ZFS How to dimension log device and cache device of a zpool

Alain De Vos · Jun 8, 2021

Let's say i have a PC with X memory and a pool of size Y. How do you dimension the size of the log device (write cache) and cache device (read cache) for this zpool. Guidelines, best practices, tips.

Alain De Vos · Jun 9, 2021

Miss ratio of my L2-ARC is 95%

SirDice · Jun 9, 2021

It's not about the size of the memory or the pool. Well, sort of, the type of access has much more impact. If you have a bunch of large files (movie files for example) that are mostly read sequentially, those aren't even cached. Small files, lots of random reads, those could benefit from the L2ARC.

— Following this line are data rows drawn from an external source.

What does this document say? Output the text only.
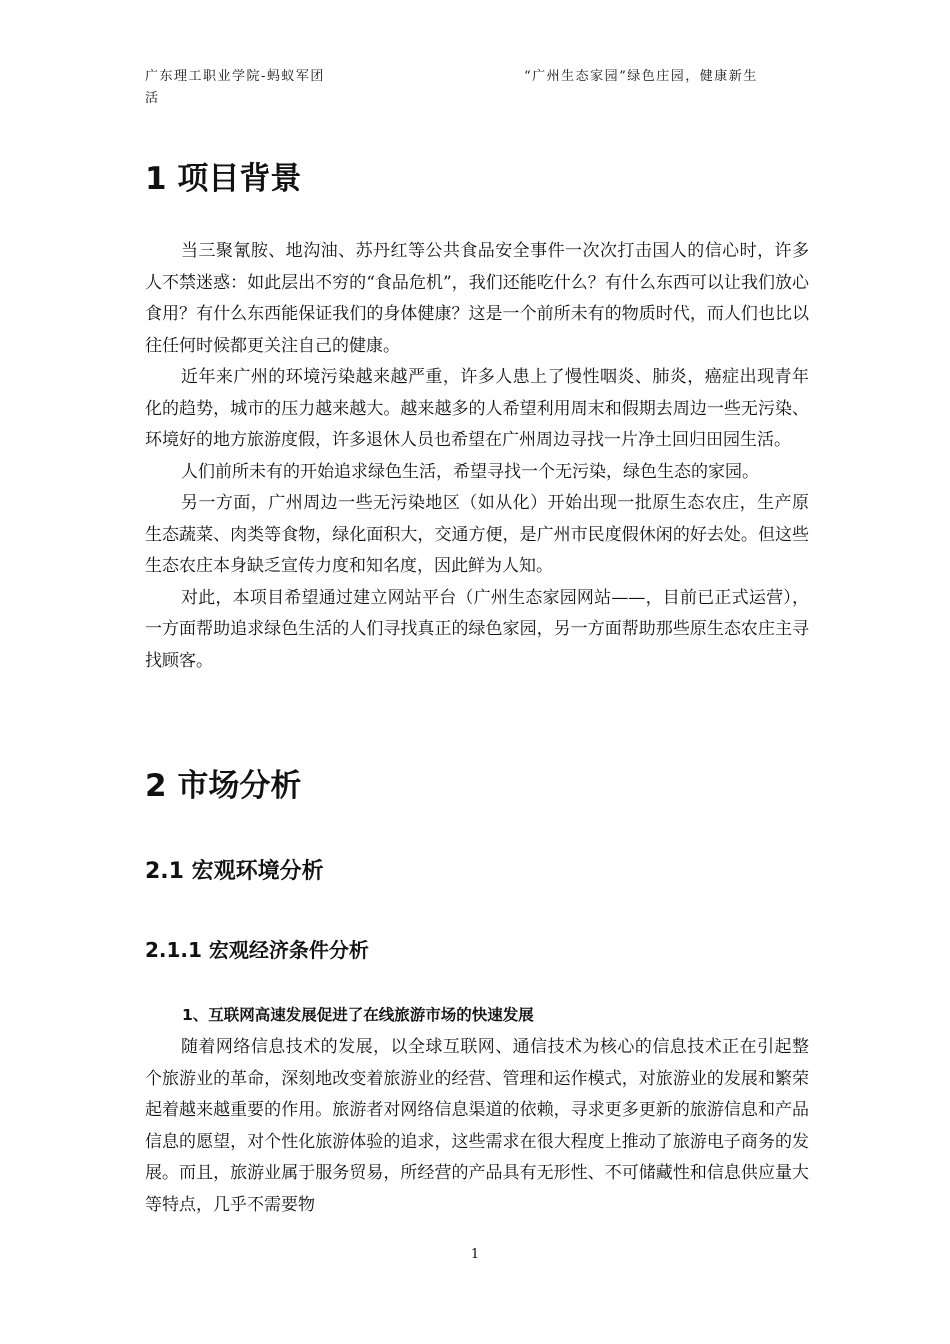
广东理工职业学院-蚂蚁军团
活
“广州生态家园”绿色庄园，健康新生
1 项目背景

当三聚氰胺、地沟油、苏丹红等公共食品安全事件一次次打击国人的信心时，许多人不禁迷惑：如此层出不穷的“食品危机”，我们还能吃什么？有什么东西可以让我们放心食用？有什么东西能保证我们的身体健康？这是一个前所未有的物质时代，而人们也比以往任何时候都更关注自己的健康。

近年来广州的环境污染越来越严重，许多人患上了慢性咽炎、肺炎，癌症出现青年化的趋势，城市的压力越来越大。越来越多的人希望利用周末和假期去周边一些无污染、环境好的地方旅游度假，许多退休人员也希望在广州周边寻找一片净土回归田园生活。

人们前所未有的开始追求绿色生活，希望寻找一个无污染，绿色生态的家园。

另一方面，广州周边一些无污染地区（如从化）开始出现一批原生态农庄，生产原生态蔬菜、肉类等食物，绿化面积大，交通方便，是广州市民度假休闲的好去处。但这些生态农庄本身缺乏宣传力度和知名度，因此鲜为人知。

对此，本项目希望通过建立网站平台（广州生态家园网站——，目前已正式运营），一方面帮助追求绿色生活的人们寻找真正的绿色家园，另一方面帮助那些原生态农庄主寻找顾客。

2 市场分析
2.1 宏观环境分析
2.1.1 宏观经济条件分析
1、互联网高速发展促进了在线旅游市场的快速发展

随着网络信息技术的发展，以全球互联网、通信技术为核心的信息技术正在引起整个旅游业的革命，深刻地改变着旅游业的经营、管理和运作模式，对旅游业的发展和繁荣起着越来越重要的作用。旅游者对网络信息渠道的依赖，寻求更多更新的旅游信息和产品信息的愿望，对个性化旅游体验的追求，这些需求在很大程度上推动了旅游电子商务的发展。而且，旅游业属于服务贸易，所经营的产品具有无形性、不可储藏性和信息供应量大等特点，几乎不需要物

1
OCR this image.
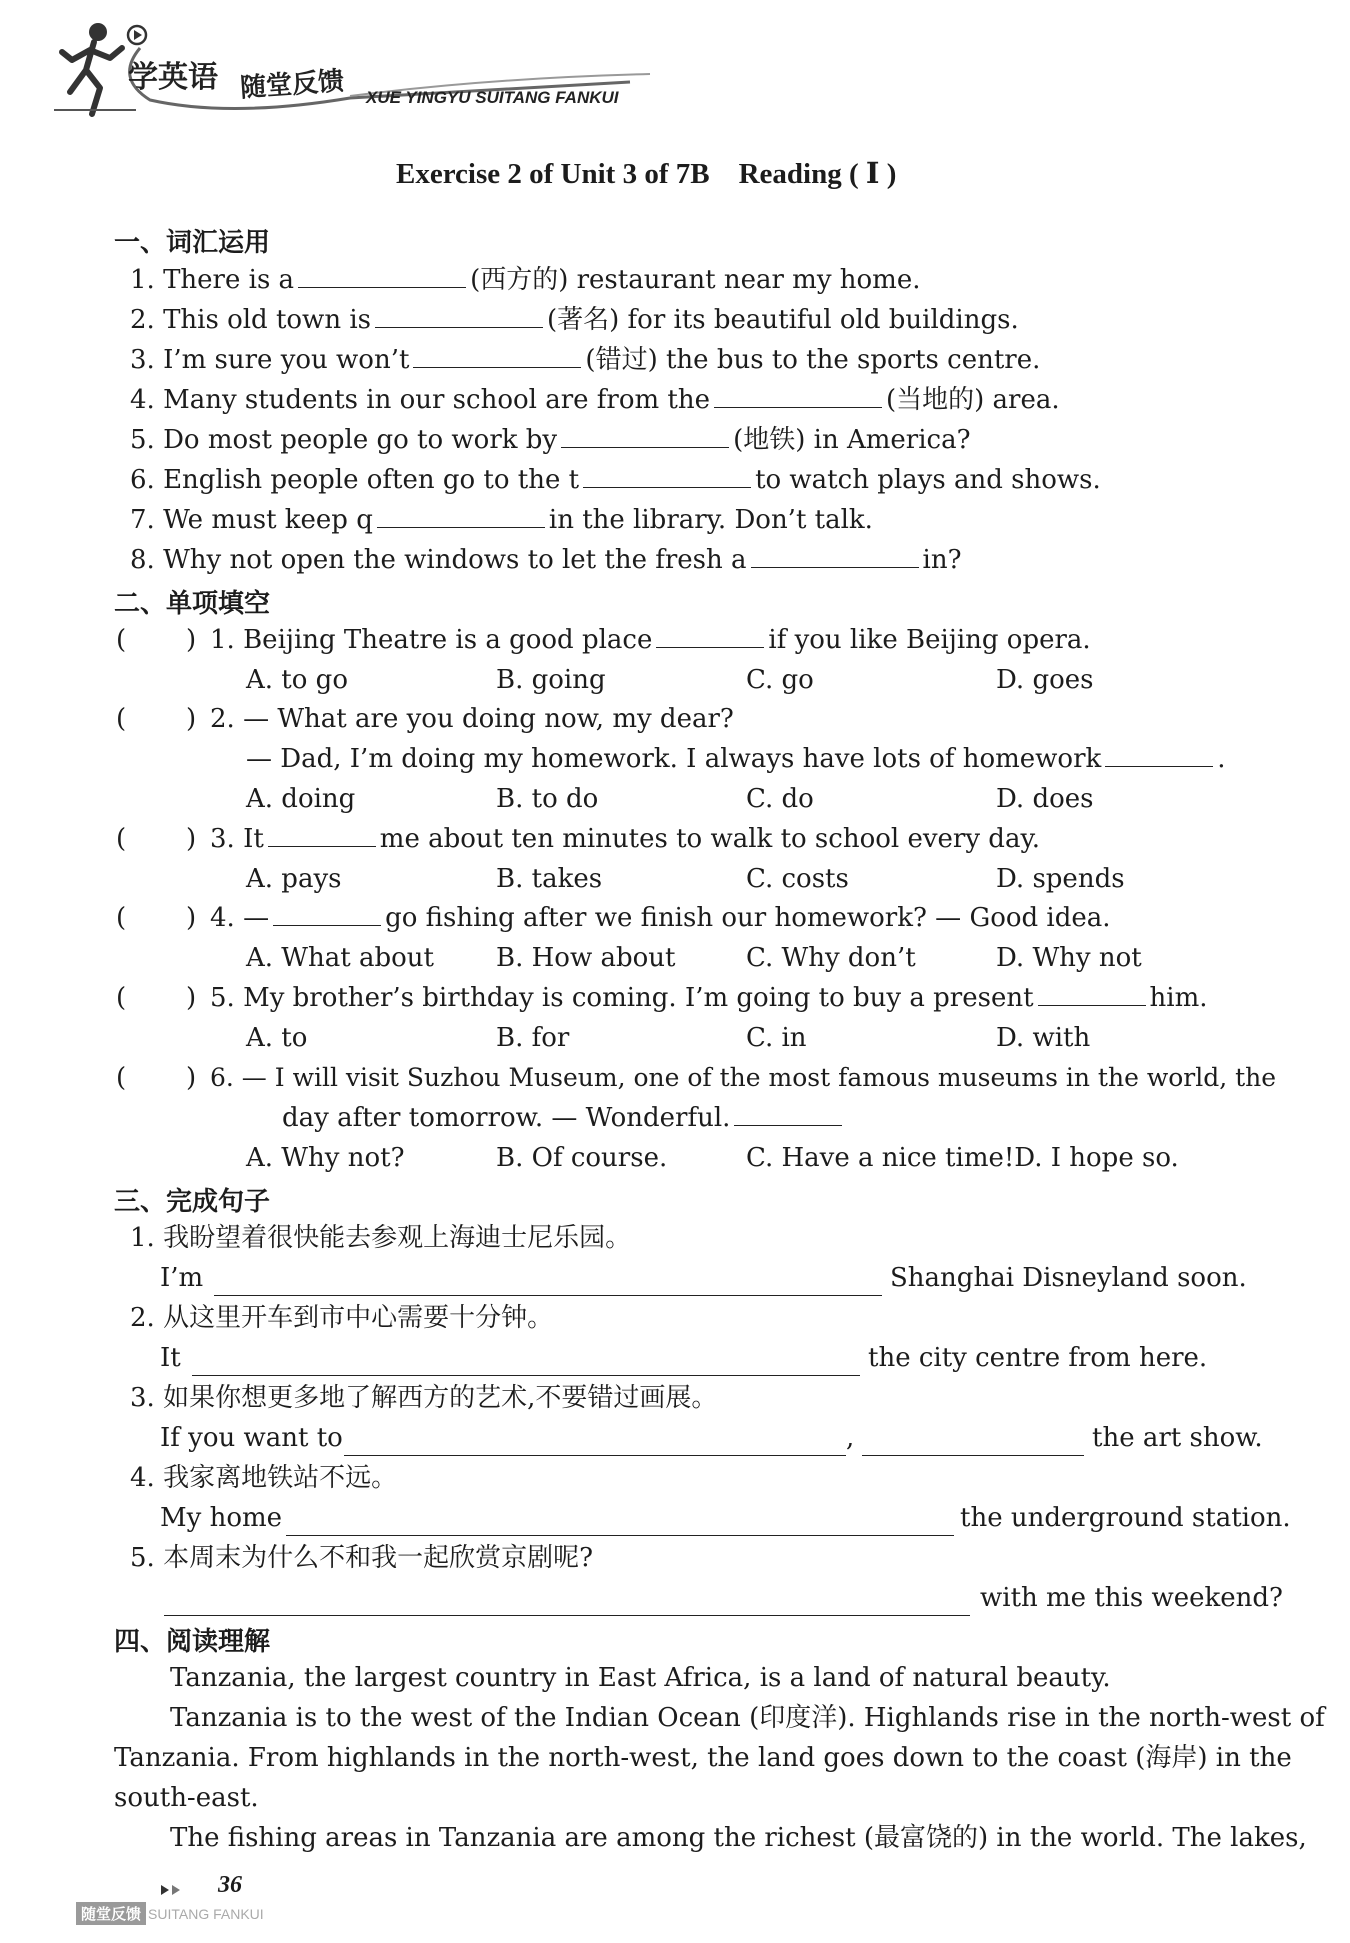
学英语 随堂反馈 XUE YINGYU SUITANG FANKUI
Exercise 2 of Unit 3 of 7B    Reading ( Ⅰ )
一、词汇运用
1. There is a	(西方的) restaurant near my home.
2. This old town is	(著名) for its beautiful old buildings.
3. I’m sure you won’t	(错过) the bus to the sports centre.
4. Many students in our school are from the	(当地的) area.
5. Do most people go to work by	(地铁) in America?
6. English people often go to the t	to watch plays and shows.
7. We must keep q	in the library. Don’t talk.
8. Why not open the windows to let the fresh a	in?
二、单项填空
( ) 1. Beijing Theatre is a good place	if you like Beijing opera.
A. to go	B. going	C. go	D. goes
( ) 2. — What are you doing now, my dear?
— Dad, I’m doing my homework. I always have lots of homework	.
A. doing	B. to do	C. do	D. does
( ) 3. It	me about ten minutes to walk to school every day.
A. pays	B. takes	C. costs	D. spends
( ) 4. —	go fishing after we finish our homework? — Good idea.
A. What about B. How about	C. Why don’t	D. Why not
( ) 5. My brother’s birthday is coming. I’m going to buy a present	him.
A. to	B. for	C. in	D. with
( ) 6. — I will visit Suzhou Museum, one of the most famous museums in the world, the
day after tomorrow. — Wonderful.
A. Why not?	B. Of course.	C. Have a nice time!D. I hope so.
三、完成句子
1. 我盼望着很快能去参观上海迪士尼乐园。
I’m	Shanghai Disneyland soon.
2. 从这里开车到市中心需要十分钟。
It	the city centre from here.
3. 如果你想更多地了解西方的艺术,不要错过画展。
If you want to	,	the art show.
4. 我家离地铁站不远。
My home	the underground station.
5. 本周末为什么不和我一起欣赏京剧呢?
with me this weekend?
四、阅读理解
Tanzania, the largest country in East Africa, is a land of natural beauty.
Tanzania is to the west of the Indian Ocean (印度洋). Highlands rise in the north-west of
Tanzania. From highlands in the north-west, the land goes down to the coast (海岸) in the
south-east.
The fishing areas in Tanzania are among the richest (最富饶的) in the world. The lakes,
36
随堂反馈 SUITANG FANKUI
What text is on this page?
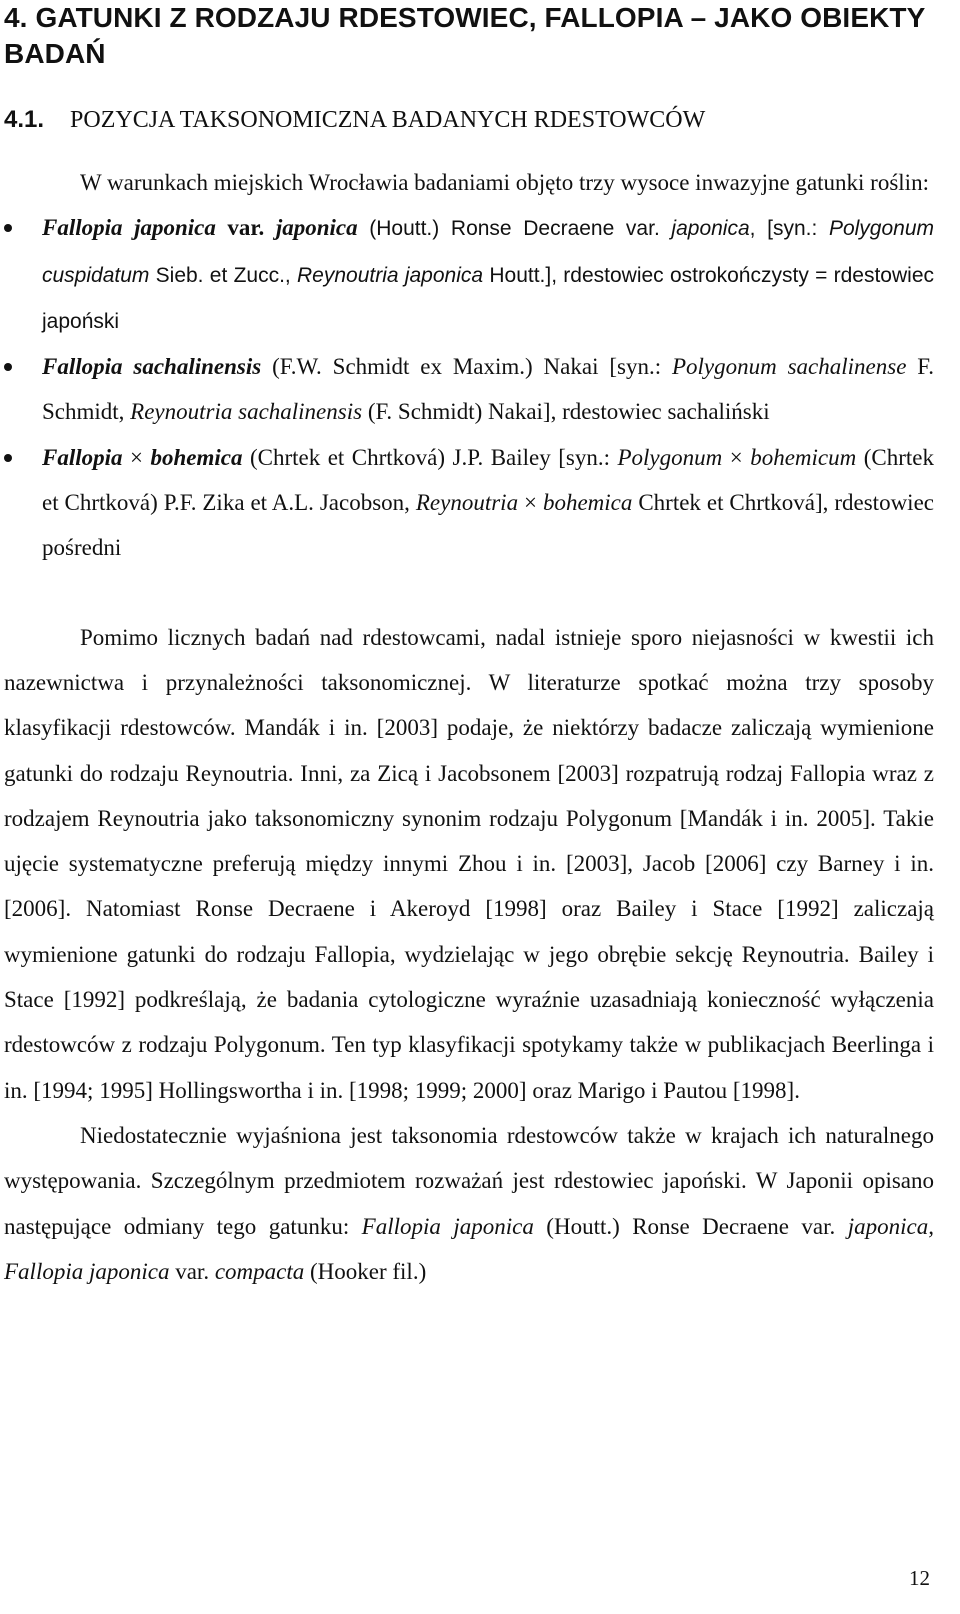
4. GATUNKI Z RODZAJU RDESTOWIEC, FALLOPIA – JAKO OBIEKTY BADAŃ
4.1. POZYCJA TAKSONOMICZNA BADANYCH RDESTOWCÓW

W warunkach miejskich Wrocławia badaniami objęto trzy wysoce inwazyjne gatunki roślin:

Fallopia japonica var. japonica (Houtt.) Ronse Decraene var. japonica, [syn.: Polygonum cuspidatum Sieb. et Zucc., Reynoutria japonica Houtt.], rdestowiec ostrokończysty = rdestowiec japoński
Fallopia sachalinensis (F.W. Schmidt ex Maxim.) Nakai [syn.: Polygonum sachalinense F. Schmidt, Reynoutria sachalinensis (F. Schmidt) Nakai], rdestowiec sachaliński
Fallopia × bohemica (Chrtek et Chrtková) J.P. Bailey [syn.: Polygonum × bohemicum (Chrtek et Chrtková) P.F. Zika et A.L. Jacobson, Reynoutria × bohemica Chrtek et Chrtková], rdestowiec pośredni

Pomimo licznych badań nad rdestowcami, nadal istnieje sporo niejasności w kwestii ich nazewnictwa i przynależności taksonomicznej. W literaturze spotkać można trzy sposoby klasyfikacji rdestowców. Mandák i in. [2003] podaje, że niektórzy badacze zaliczają wymienione gatunki do rodzaju Reynoutria. Inni, za Zicą i Jacobsonem [2003] rozpatrują rodzaj Fallopia wraz z rodzajem Reynoutria jako taksonomiczny synonim rodzaju Polygonum [Mandák i in. 2005]. Takie ujęcie systematyczne preferują między innymi Zhou i in. [2003], Jacob [2006] czy Barney i in. [2006]. Natomiast Ronse Decraene i Akeroyd [1998] oraz Bailey i Stace [1992] zaliczają wymienione gatunki do rodzaju Fallopia, wydzielając w jego obrębie sekcję Reynoutria. Bailey i Stace [1992] podkreślają, że badania cytologiczne wyraźnie uzasadniają konieczność wyłączenia rdestowców z rodzaju Polygonum. Ten typ klasyfikacji spotykamy także w publikacjach Beerlinga i in. [1994; 1995] Hollingswortha i in. [1998; 1999; 2000] oraz Marigo i Pautou [1998].

Niedostatecznie wyjaśniona jest taksonomia rdestowców także w krajach ich naturalnego występowania. Szczególnym przedmiotem rozważań jest rdestowiec japoński. W Japonii opisano następujące odmiany tego gatunku: Fallopia japonica (Houtt.) Ronse Decraene var. japonica, Fallopia japonica var. compacta (Hooker fil.)

12
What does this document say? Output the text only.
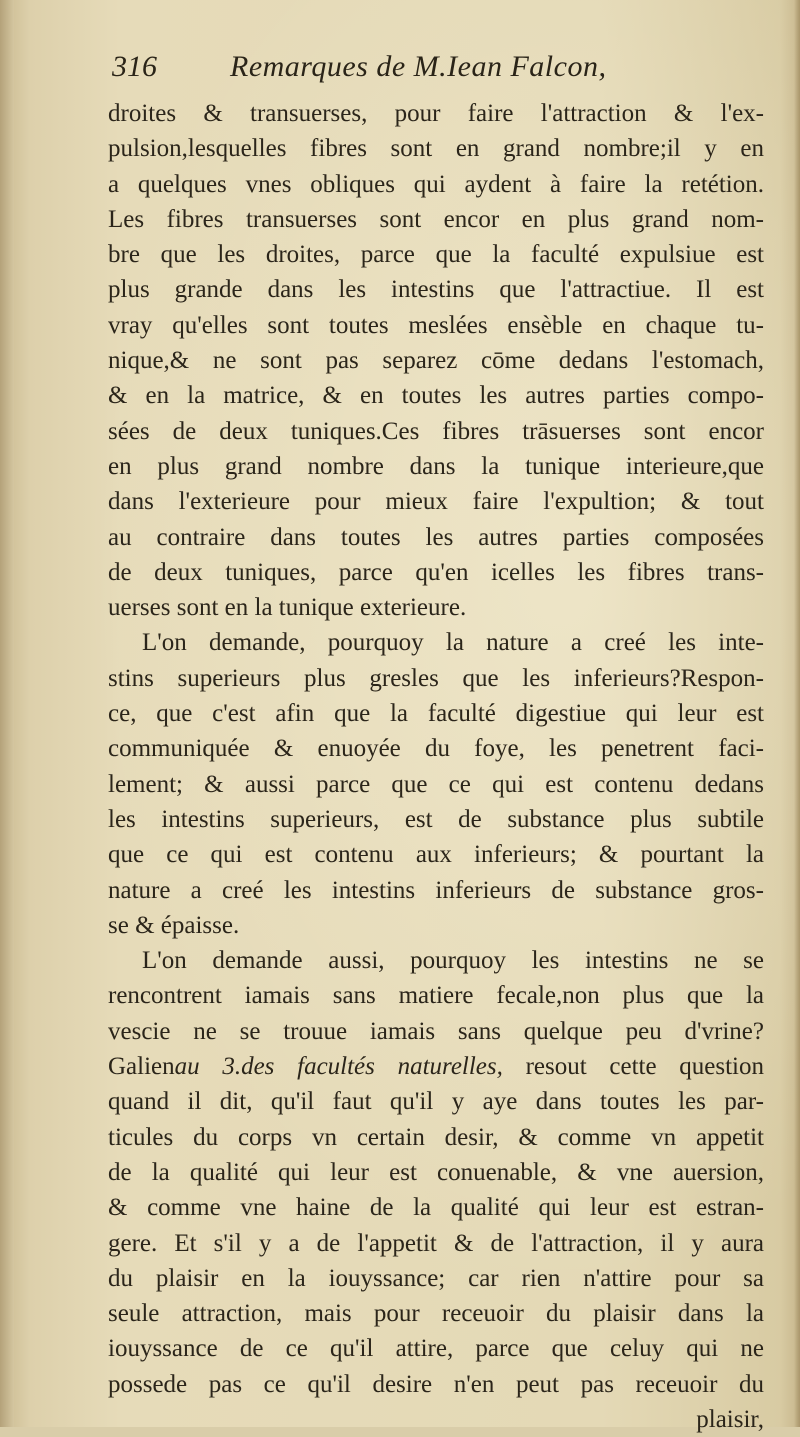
316 Remarques de M.Iean Falcon,
droites & transuerses, pour faire l'attraction & l'ex-
pulsion,lesquelles fibres sont en grand nombre;il y en
a quelques vnes obliques qui aydent à faire la retétion.
Les fibres transuerses sont encor en plus grand nom-
bre que les droites, parce que la faculté expulsiue est
plus grande dans les intestins que l'attractiue. Il est
vray qu'elles sont toutes meslées ensèble en chaque tu-
nique,& ne sont pas separez cōme dedans l'estomach,
& en la matrice, & en toutes les autres parties compo-
sées de deux tuniques.Ces fibres trāsuerses sont encor
en plus grand nombre dans la tunique interieure,que
dans l'exterieure pour mieux faire l'expultion; & tout
au contraire dans toutes les autres parties composées
de deux tuniques, parce qu'en icelles les fibres trans-
uerses sont en la tunique exterieure.
L'on demande, pourquoy la nature a creé les inte-
stins superieurs plus gresles que les inferieurs?Respon-
ce, que c'est afin que la faculté digestiue qui leur est
communiquée & enuoyée du foye, les penetrent faci-
lement; & aussi parce que ce qui est contenu dedans
les intestins superieurs, est de substance plus subtile
que ce qui est contenu aux inferieurs; & pourtant la
nature a creé les intestins inferieurs de substance gros-
se & épaisse.
L'on demande aussi, pourquoy les intestins ne se
rencontrent iamais sans matiere fecale,non plus que la
vescie ne se trouue iamais sans quelque peu d'vrine?
Galienau 3.des facultés naturelles, resout cette question
quand il dit, qu'il faut qu'il y aye dans toutes les par-
ticules du corps vn certain desir, & comme vn appetit
de la qualité qui leur est conuenable, & vne auersion,
& comme vne haine de la qualité qui leur est estran-
gere. Et s'il y a de l'appetit & de l'attraction, il y aura
du plaisir en la iouyssance; car rien n'attire pour sa
seule attraction, mais pour receuoir du plaisir dans la
iouyssance de ce qu'il attire, parce que celuy qui ne
possede pas ce qu'il desire n'en peut pas receuoir du
plaisir,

I added a L2ARC to my storage thinking it might improve performance, but after some time it turned out cache was mostly empty and, like you, a really high miss rate. So it was mostly useless and I removed it again.

PMc · Jun 9, 2021

Log device: the amount of data that your system can write within vfs.zfs.txg.timeout - default is 5 or 10 seconds. Probably times 2 for reserve. That is usually only a couple of GB.

The L2ARC is a bit more delicate. There is no simple rule-of-thumb.

Alain De Vos said:
Miss ratio of my L2-ARC is 95%

Mine is at 85%, and still it does perfectly what I need it for: 1. keep the database mostly in l2arc, 2. hold the metadata for the large-files pool, so that the disks don't start spinning for no purpose only when looked after.
That utilization figure is calculated in a way I do not fully understand, it doesn't seem very helpful. But I clearly notice on the first night after reboot the nightly periodic takes half an hour and spinning disks are at 100%, while subsequently it takes 5 minutes and zpool iostat -v shows throughput on the cache device.
(But then, I have separate pools for the database, the large-files and the other stuff, so also separate L2ARC devices, so one data would not overwrite the other.)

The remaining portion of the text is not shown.